Exhibit 12.10   Robert Plutchik’s Wheel of Emotions. (Source: Wikipedia).

Emotions are conscious experiences characterized by intense mental activity and a certain degree of pleasure or displeasure (Wikipedia). Arising from the arousal of the nervous system they are triggered by some external or internal stimuli.

In theory, an emotional experience is said to comprise 5 coordinated and synchronized components:

  • Cognitive appraisal of events and objects.
  • Bodily symptoms, mostly involuntary, such as increased heart rate and sweating. (Galvanic skin response is a technique that gauges emotional arousal by measuring the change in skin conductance, due to emotional sweating).
  • Action tendencies, for instance, fight-or-flight.
  • Facial and Vocal Expression.
  • Feelings. Driven by conscious thoughts, we experience feelings as we assimilate the emotion, let it soak in.
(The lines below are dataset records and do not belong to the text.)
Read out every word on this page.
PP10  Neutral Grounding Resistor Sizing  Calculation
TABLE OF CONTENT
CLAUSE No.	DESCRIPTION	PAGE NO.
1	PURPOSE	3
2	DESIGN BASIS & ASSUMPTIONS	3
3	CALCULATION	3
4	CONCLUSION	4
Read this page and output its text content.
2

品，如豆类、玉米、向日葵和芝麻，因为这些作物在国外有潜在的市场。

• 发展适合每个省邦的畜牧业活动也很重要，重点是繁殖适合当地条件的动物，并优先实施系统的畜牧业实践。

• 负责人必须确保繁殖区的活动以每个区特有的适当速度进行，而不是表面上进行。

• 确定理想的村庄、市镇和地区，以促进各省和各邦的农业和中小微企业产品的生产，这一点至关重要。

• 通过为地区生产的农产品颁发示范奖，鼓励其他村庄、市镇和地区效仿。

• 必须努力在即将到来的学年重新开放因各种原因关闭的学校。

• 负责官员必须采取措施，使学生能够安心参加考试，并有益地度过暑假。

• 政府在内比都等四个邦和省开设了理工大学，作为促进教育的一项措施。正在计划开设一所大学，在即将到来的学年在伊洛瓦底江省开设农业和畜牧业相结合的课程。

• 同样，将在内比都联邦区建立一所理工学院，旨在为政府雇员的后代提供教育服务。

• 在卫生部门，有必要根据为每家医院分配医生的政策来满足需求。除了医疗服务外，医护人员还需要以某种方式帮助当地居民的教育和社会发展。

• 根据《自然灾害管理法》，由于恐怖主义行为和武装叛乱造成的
Incidentally, moods differ from feelings in that they are not tied to a specific emotion, but rather a collection of stimuli. They are influenced by several external and internal factors including the environment, and the individual’s physiology (eating, exercising) and mental state. And they can last for a prolonged period of time.

Psychologist Paul Ekman, a pioneer in this field, identified certain emotions that appeared to be universally recognized, which he classified as basic: anger, disgust, fear, happiness, sadness and surprise. Cutting across cultures, people are able to produce and recognize associated facial expressions. This, incidentally, forms the basis for the biometric technique referred to as facial coding (refer Section Facial Coding, in Chapter Biometrics).

Meanwhile in 1980, Robert Plutchik developed the multi-dimensional “wheel of emotions” depicted in Exhibit 12.10. The eight primary emotions in the wheel are grouped on a positive or negative basis: joy versus sadness; anger versus fear; trust versus disgust; and surprise versus anticipation.

Most dimensional models group emotions along two dimensions — valence (positive vs. negative) and arousal, or the intensity of the emotion. So, for instance, in the wheel of emotion, joy is positive, sadness is negative, and ecstasy-joy-serenity represent different levels of arousal.

Analytics and research techniques for tracking emotions, are founded on these theories. For instance, Ipsos ASI’s Emoti*ScapeTM, employs an emotions landscape that represents the 2-dimensions of emotions. Galvanic skin response gauges emotional arousal by measuring the change in skin conductance, due to emotional sweating. Computer-based facial coding, centred on the premise that some emotions are universal, uses web cameras to track and decipher emotions. Electroencephalography, another biometric technique, tracks synaptic waves to measure various emotions, both in terms of arousal and valence.